O elenco de personagens é um dos pontos altos, com cada aliado recebendo espaço para desenvolver suas próprias histórias por meio de arcos e missões secundárias cuidadosamente elaboradas. Essas tarefas são projetadas para fortalecer a conexão do jogador com seus companheiros de aventura. Exemplos notáveis incluem Ogden, um carismático encarregado de catalogar espécies de monstros, atuando como uma enciclopédia viva, e Simon, um montador que cresceu órfão e foi resgatado na floresta. No entanto, o jogo mantém sua essência de Monster Hunter, incorporando as clássicas “fetch quests” – tarefas de coleta e transporte de itens que, embora familiares aos fãs de longa data, podem gerar alguma frustração em jogadores que buscam uma experiência de RPG mais tradicional, dada a percepção de conteúdo artificialmente estendido.
Refinamento no Combate e Captura de Monstros
O sistema de combate por turnos, uma marca registrada da série Stories, permanece fundamentalmente inalterado, sustentado pela lógica de pedra, papel e tesoura: Velocidade supera Poder, Poder vence Técnica, e Técnica prevalece sobre Velocidade. A escolha do tipo de ataque é crucial para o sucesso em cada rodada, mas a profundidade estratégica se estende a nuances como danos elementais e o uso diversificado de armas, que vão de martelos a cornetas de caça, adicionando camadas de complexidade tática.
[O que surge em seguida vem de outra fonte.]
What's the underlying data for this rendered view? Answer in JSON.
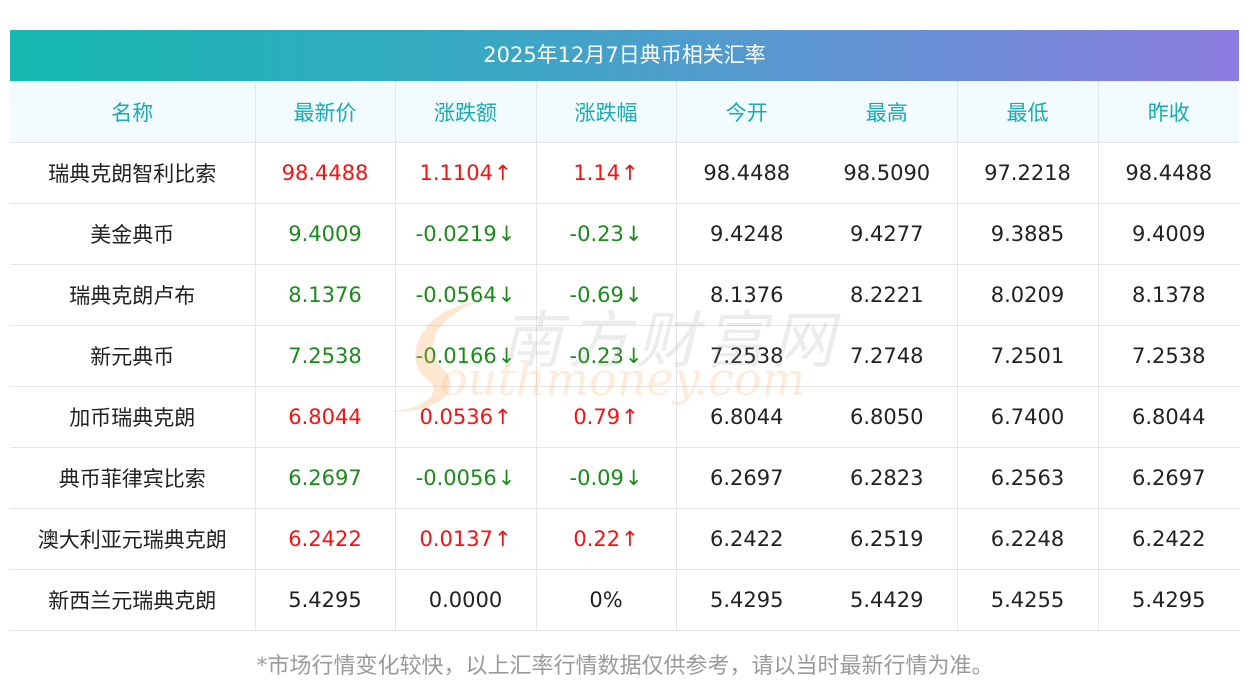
{
  "title": "2025年12月7日典币相关汇率",
  "headers": [
    "名称",
    "最新价",
    "涨跌额",
    "涨跌幅",
    "今开",
    "最高",
    "最低",
    "昨收"
  ],
  "rows": [
    {
      "name": "瑞典克朗智利比索",
      "latest": "98.4488",
      "change": "1.1104",
      "pct": "1.14",
      "open": "98.4488",
      "high": "98.5090",
      "low": "97.2218",
      "prev": "98.4488",
      "dir": "up"
    },
    {
      "name": "美金典币",
      "latest": "9.4009",
      "change": "-0.0219",
      "pct": "-0.23",
      "open": "9.4248",
      "high": "9.4277",
      "low": "9.3885",
      "prev": "9.4009",
      "dir": "down"
    },
    {
      "name": "瑞典克朗卢布",
      "latest": "8.1376",
      "change": "-0.0564",
      "pct": "-0.69",
      "open": "8.1376",
      "high": "8.2221",
      "low": "8.0209",
      "prev": "8.1378",
      "dir": "down"
    },
    {
      "name": "新元典币",
      "latest": "7.2538",
      "change": "-0.0166",
      "pct": "-0.23",
      "open": "7.2538",
      "high": "7.2748",
      "low": "7.2501",
      "prev": "7.2538",
      "dir": "down"
    },
    {
      "name": "加币瑞典克朗",
      "latest": "6.8044",
      "change": "0.0536",
      "pct": "0.79",
      "open": "6.8044",
      "high": "6.8050",
      "low": "6.7400",
      "prev": "6.8044",
      "dir": "up"
    },
    {
      "name": "典币菲律宾比索",
      "latest": "6.2697",
      "change": "-0.0056",
      "pct": "-0.09",
      "open": "6.2697",
      "high": "6.2823",
      "low": "6.2563",
      "prev": "6.2697",
      "dir": "down"
    },
    {
      "name": "澳大利亚元瑞典克朗",
      "latest": "6.2422",
      "change": "0.0137",
      "pct": "0.22",
      "open": "6.2422",
      "high": "6.2519",
      "low": "6.2248",
      "prev": "6.2422",
      "dir": "up"
    },
    {
      "name": "新西兰元瑞典克朗",
      "latest": "5.4295",
      "change": "0.0000",
      "pct": "0%",
      "open": "5.4295",
      "high": "5.4429",
      "low": "5.4255",
      "prev": "5.4295",
      "dir": "flat"
    }
  ],
  "arrows": {
    "up": "↑",
    "down": "↓"
  },
  "watermark": {
    "cn": "南方财富网",
    "en": "outhmoney.com"
  },
  "footnote": "*市场行情变化较快，以上汇率行情数据仅供参考，请以当时最新行情为准。",
  "colors": {
    "up": "#f01414",
    "down": "#1b8a1b",
    "header_text": "#1aaab4",
    "title_gradient_start": "#15b9b0",
    "title_gradient_end": "#8d7de0"
  }
}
Apesar da solidez do sistema, um desafio pode surgir quando o padrão de ataque e as fraquezas de um monstro são descobertos, diminuindo a imprevisibilidade em confrontos subsequentes com a mesma espécie. Contudo, a Capcom mitiga essa repetição com a inclusão de variantes para diversos monstros, oferecendo encontros mais dinâmicos e imprevisíveis. Além disso, o jogo introduz melhorias significativas na qualidade de vida do jogador. Inspirado em mecânicas modernas de RPG, é possível encerrar confrontos com um único golpe quando o jogador está em um nível significativamente superior ao do oponente, agilizando a coleta de recursos. A opção de acelerar a velocidade dos duelos também é um acréscimo bem-vindo, especialmente para aqueles com tempo limitado, otimizando a experiência de jogo.
O cerne da série spin-off sempre residiu na preservação e restauração do ecossistema de monstros, promovendo uma convivência harmoniosa entre criaturas e montadores, em vez da caça predatória. Nesse sentido, o sistema de captura de Monsties foi aprimorado para ser mais dinâmico e menos burocrático em comparação com os títulos anteriores. A intenção clara da Capcom é reduzir o tempo gasto pelo jogador em tocas, tornando o processo de recrutamento de novos Monsties mais fluido e menos tedioso. A diversidade de criaturas para colecionar é, sem dúvida, uma das partes mais envolventes de Monster Hunter Stories 3, incentivando a exploração e a montagem de equipes variadas.
Conclusão: Um Novo Patamar para os Spin-offs
Monster Hunter Stories 3: Twisted Reflection é um marco significativo para a franquia, conseguindo a proeza de se posicionar não apenas como um excelente RPG, mas como um spin-off que finalmente alcança a grandiosidade da série principal. Com uma narrativa mais madura e cheia de camadas, personagens bem desenvolvidos e um sistema de combate que, apesar de pequenas ressalvas, se mostra envolvente e recebeu melhorias importantes na qualidade de vida, o jogo oferece uma experiência rica e satisfatória. A Capcom demonstra uma compreensão profunda de sua audiência, refinando mecânicas centrais como a captura de monstros para torná-las mais acessíveis e divertidas. Twisted Reflection não apenas honra o legado de Monster Hunter, mas também estabelece um novo e elevado padrão para futuros títulos paralelos, consolidando-se como uma adição digna e essencial ao universo dos caçadores de monstros.